The U.S. Supreme Court ruled unanimously in early December that an American woman injured in an Austrian train accident cannot sue the railroad in U.S. courts merely because she purchased her ticket online in the United States. The decision is the latest in a series of rulings in which the high court has limited the use of U.S. courts as forums for adjudicating wrongs that took place primarily outside the country. The justices determined that the railway has sovereign immunity under the Foreign Sovereign Immunities Act (FSIA), which governs jurisdiction against foreign sovereign nations. Since the railway was an Austrian national railway, it fell within the protections of FSIA.
An exception to the sovereign immunity provided by FSIA is if an American citizen brings a suit against a foreign nation or entity that is based upon commercial activity that the foreign nation directly or indirectly conducts in the U.S. Carol Sachs, the Plaintiff, was a resident of Berkeley, Calif., who suffered catastrophic injuries when attempting to board a moving train at a station in Innsbruck, Austria, in April 2007. Those injuries ultimately necessitated the amputation of both her legs above the knee. The U.S. Supreme Court held in a 1993 decision that in order to meet the FSIA’s commercial exception the domestic activity would have to form the “gravamen of the complaint” and that “those elements of a claim” would, if proven, entitle a plaintiff to relief. The high court held that Ms. Sach’s claim was not based upon her purchase of the ticket, but on her injury; therefore, her claim did not meet the commercial activity exception.
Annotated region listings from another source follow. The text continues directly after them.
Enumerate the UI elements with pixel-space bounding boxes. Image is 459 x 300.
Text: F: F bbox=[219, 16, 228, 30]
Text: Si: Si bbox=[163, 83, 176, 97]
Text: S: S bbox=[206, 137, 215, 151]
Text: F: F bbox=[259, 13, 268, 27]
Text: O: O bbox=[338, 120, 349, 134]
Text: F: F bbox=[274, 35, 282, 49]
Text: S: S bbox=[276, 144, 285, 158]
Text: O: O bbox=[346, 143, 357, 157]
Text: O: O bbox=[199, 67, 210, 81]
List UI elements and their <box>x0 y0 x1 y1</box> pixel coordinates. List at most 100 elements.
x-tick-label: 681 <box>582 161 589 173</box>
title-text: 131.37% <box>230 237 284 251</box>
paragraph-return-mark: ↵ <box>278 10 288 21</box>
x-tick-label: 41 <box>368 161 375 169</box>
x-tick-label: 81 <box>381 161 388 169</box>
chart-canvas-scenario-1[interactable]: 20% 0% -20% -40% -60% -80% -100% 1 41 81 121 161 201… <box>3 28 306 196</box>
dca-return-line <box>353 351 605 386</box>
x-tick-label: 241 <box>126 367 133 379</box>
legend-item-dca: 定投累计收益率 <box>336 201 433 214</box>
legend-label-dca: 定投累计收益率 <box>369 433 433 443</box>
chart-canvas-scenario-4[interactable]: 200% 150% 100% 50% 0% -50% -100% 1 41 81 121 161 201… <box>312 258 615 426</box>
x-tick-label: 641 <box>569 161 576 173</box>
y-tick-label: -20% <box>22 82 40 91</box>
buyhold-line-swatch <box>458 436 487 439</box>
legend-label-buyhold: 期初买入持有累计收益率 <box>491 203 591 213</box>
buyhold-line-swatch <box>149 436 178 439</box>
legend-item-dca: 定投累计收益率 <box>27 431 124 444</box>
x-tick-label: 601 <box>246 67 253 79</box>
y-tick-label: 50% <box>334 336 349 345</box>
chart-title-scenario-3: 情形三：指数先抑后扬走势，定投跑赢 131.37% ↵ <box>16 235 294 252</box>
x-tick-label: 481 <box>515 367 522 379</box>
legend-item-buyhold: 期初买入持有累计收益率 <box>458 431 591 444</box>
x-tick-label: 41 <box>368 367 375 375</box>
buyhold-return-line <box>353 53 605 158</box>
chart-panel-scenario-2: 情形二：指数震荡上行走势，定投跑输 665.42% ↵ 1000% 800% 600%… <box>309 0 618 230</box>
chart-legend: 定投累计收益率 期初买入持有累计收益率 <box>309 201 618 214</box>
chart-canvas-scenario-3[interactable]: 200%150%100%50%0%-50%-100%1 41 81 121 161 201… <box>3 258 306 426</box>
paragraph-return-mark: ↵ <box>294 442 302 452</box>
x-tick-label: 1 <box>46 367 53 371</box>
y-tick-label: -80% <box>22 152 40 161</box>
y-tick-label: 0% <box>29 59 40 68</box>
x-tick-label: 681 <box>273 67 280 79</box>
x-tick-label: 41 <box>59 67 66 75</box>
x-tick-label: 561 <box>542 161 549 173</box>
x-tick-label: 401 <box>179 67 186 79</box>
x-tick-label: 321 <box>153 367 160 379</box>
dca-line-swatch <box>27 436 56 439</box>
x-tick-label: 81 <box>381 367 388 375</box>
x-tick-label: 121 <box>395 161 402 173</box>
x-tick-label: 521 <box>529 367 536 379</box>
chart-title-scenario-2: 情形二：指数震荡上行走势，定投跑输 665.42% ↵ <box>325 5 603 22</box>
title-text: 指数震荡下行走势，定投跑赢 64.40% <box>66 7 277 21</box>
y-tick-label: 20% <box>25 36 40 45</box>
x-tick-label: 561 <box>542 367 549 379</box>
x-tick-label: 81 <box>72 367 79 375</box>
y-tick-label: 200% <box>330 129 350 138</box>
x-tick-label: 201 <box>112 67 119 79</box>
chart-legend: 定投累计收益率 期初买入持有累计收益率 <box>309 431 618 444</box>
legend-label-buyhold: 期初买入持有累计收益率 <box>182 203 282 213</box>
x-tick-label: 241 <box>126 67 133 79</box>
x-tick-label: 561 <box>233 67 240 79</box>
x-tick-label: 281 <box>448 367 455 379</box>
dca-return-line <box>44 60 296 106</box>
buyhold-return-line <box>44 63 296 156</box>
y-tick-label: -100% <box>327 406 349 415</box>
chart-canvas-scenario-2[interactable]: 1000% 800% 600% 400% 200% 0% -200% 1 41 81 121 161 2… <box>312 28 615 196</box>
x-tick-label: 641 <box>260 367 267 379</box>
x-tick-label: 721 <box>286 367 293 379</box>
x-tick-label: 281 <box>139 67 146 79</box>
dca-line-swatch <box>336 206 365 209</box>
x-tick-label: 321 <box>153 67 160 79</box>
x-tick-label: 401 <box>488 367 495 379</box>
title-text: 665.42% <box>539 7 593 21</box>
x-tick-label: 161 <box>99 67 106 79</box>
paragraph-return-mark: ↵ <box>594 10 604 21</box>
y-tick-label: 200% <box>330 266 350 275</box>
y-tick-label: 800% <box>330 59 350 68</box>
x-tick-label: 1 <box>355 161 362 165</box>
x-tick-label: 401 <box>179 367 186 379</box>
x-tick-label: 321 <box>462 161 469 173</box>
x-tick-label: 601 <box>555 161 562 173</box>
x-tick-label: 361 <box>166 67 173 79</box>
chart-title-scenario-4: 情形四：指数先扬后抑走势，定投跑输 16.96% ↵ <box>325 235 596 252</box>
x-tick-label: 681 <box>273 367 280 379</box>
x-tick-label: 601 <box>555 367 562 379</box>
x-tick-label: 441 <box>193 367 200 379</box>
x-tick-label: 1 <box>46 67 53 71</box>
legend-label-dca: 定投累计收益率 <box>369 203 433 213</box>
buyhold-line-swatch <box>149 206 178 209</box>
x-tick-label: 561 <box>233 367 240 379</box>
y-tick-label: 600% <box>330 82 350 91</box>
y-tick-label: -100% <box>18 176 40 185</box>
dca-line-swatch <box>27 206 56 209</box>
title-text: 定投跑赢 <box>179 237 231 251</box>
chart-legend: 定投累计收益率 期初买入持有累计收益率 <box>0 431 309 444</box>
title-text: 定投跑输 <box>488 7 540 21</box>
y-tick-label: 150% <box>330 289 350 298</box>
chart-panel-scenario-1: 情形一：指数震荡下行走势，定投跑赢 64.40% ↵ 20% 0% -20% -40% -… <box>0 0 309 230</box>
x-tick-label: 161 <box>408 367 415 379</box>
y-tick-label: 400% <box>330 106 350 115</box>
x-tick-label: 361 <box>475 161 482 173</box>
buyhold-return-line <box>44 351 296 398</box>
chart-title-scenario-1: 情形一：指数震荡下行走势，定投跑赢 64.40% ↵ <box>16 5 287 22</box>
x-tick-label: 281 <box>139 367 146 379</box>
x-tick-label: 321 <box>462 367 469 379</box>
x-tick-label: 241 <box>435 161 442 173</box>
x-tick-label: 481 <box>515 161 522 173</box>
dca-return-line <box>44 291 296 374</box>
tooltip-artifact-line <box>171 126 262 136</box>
This trend by the Supreme Court is not a good one. This is only the latest of several U.S. Supreme Court cases unnecessarily restricting the jurisdiction of U.S. courts. It makes sense that if foreign companies profit from business they conduct within the U.S., they should be subject to the courts in this country when that company causes injury to a U.S. citizen. Instead, many victims like Ms. Sachs are left with no remedy and foreign entities are granted total immunity for wrongful acts. That’s simply wrong and the high court should recognize it.